Having grown up in this culture of shared information, about 84% of Millennials refuse to be compelled by traditional advertising the way earlier generations got hooked. American best-selling author, Seth Godin says, “Marketing is no longer about the stuff that you make, but about the stories you tell.” Furthermore, contemporary marketing is about being present where potential demand is, and that takes speed and spokespeople.
These spokespeople, called “Influencers,” were initially celebrities who vouched for the quality of a product. Studies show that 40% of customers who buy a product online do so because an influencer used it and recommended it on social media, and, 72% of customers trusted a business more after an influencer recommended it.
The concept of Influencer Marketing slowly caught on from 2006. When Influencer Marketing first began, brands sought out celebrities and other well-known personalities with millions of followers. When social media users saw celebrities recommending a brand, they automatically veered toward the product. Brands often paid influencers to post content publicizing their products or to sponsor their events, thus effortlessly engaging the massive following of the influencers.
However, doubt began to creep in gradually, when these influencers with millions of social media followers, were recommending all types of products across the spectrum of human needs. Millennials began to feel the influencers were doing it purely for money, and not because they believe in the product itself.
In this evolving digital marketing situation, the focus shifted from traditional celebrities to regular people called “micro-influencers” - bloggers, vloggers, and social media superstars that customers know, love, follow, and can relate to.
An award-winning influencer marketing company, Markerly, uses statistics to show why brands benefit more by engaging micro-influencers, rather than celebrities – for they have more targeted audiences as followers more than celebrities. Markerly says that brands should engage micro-influencers with Instagram followings in the 1,000-10,000 range.
For instance, if an apparel brand collaborated with a celebrity who has millions of followers on Instagram, chances are that a significant number of followers may not be interested in fashion. On the other hand, if the apparel company teamed up with 100 fashion bloggers, who each have 1000 followers, the apparel brand would connect with a smaller but definitely more targeted and engaged audience.
With the growth of micro-influencers, the Instagram Influencer Marketing appears to have exploded, having expanded to over 1 billion users, with no signs of slowing down. On the other hand, Instagram Stories overtook Snapchat Stories in 2017 and now thrives with over 500 million daily users.

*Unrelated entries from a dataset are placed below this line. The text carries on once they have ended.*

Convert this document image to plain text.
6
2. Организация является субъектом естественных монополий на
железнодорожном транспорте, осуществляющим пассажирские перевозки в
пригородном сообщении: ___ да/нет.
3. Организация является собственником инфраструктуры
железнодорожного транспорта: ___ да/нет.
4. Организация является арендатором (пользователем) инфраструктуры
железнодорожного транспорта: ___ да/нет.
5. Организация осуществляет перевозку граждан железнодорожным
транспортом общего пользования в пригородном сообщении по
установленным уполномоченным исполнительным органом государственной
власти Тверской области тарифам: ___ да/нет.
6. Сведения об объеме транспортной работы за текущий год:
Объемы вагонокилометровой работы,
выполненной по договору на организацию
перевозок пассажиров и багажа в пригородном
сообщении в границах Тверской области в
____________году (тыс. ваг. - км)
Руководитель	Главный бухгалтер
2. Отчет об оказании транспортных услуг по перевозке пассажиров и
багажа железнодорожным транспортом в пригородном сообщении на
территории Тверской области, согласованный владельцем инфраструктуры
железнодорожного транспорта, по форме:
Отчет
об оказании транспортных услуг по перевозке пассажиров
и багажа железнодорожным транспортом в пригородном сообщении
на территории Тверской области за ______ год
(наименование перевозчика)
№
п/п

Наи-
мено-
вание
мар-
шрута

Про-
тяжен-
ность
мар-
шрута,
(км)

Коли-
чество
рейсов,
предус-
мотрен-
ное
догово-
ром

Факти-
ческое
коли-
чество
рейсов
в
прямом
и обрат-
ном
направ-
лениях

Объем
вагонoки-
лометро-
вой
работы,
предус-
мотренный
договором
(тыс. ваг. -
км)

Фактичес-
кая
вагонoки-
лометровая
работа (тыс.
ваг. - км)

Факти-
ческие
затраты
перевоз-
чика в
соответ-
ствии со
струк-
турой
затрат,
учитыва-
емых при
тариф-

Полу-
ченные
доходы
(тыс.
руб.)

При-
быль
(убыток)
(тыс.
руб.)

The reason micro-influencers have become more popular than influencers, is that they are more trustworthy and more empathetic than celebrities. Many of them come from humble backgrounds, and having lived less-than-privileged lives, they understand the trials and tribulations of the regular person.
People feel micro-influencers are genuine, because they are unafraid to speak of their pain and suffering. Potential customers of a product consider these individuals as experts, when they recommend the product, for they feel they have proved their integrity.
As expert in the field, Joe Sinkwitz, said, “Influencer marketing is the culmination of the promise that social media initially brought us.” And it is the integrity of micro-influencers that make Millennials trust their word over the artful jingle of an ad.